Lightroom Tips

Scott's Top 10 (+ 3 of my own)

If you haven’t seen it already, Scott Kelby posted a “10 Things I Would Tell New Lightroom Users” article over on his blog today. Its a must read if you’re a new-ish Lightroom user and I’ll be you’ll find something cool on there even if you’ve been using Lightroom for a while. However, I wanted to add 3 of my own.

1) Lightroom saves all of your history states… forever!
Ever notice that when you’re working in Lightroom you never actually have to save your image? In Photoshop we’re always going to File > Save but not in LR. That’s because Lightroom has a History panel in the Develop module (on the left side panel group). It automatically saves every single thing you do to your photos. The cool part is that unlike Photoshop (which discards your history when you quit the program), Lightroom saves this forever so you can always go back to it.

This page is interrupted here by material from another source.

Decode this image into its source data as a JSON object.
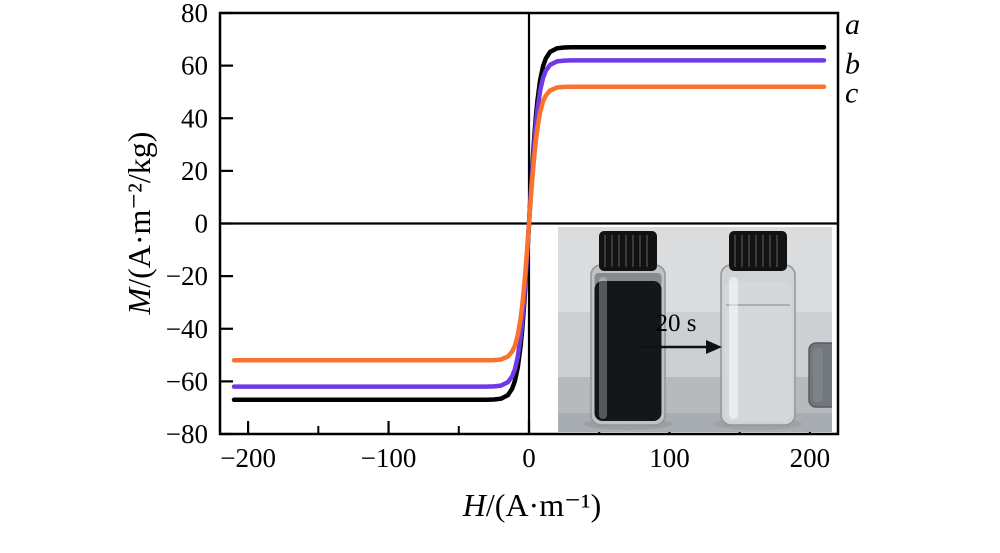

2) Lightroom’s Backup feature only backs up your catalog, not your photos.
Don’t forget that Lightroom’s backup feature only backs up the catalog – not the photos. So if your computer crashed and you had your backup, you could reinstall Lightroom and revert to the backup you created from Lightroom. But you’d only have your catalog with all the “stuff” you’ve done to your photos. You wouldn’t have your actual photos unless you’ve specifically backed them up separately (which is really easy if you follow Scott’s advice on where to store your photos).

3) No matter what you do, if you shoot in raw, editing in Photoshop will create a copy of your image.
I hear this one a lot. People are surprised that after they go to edit a raw photo in Photoshop, there’s a copy of the photo when they return to Lightroom. This will always happen. You can’t change it because you can’t edit the original raw photo in Photoshop. Lightroom has to render a copy of the image out and you’ll have that copy (in PSD or TIFF format) when you return to Lightroom. Your raw photo is still there, by the way, and it will still have all of your Lightroom-related changes in it, but only the copy will contain any Photoshop edits you’ve done.

So there’s my 3 add-ons to Scott’s post. Take care!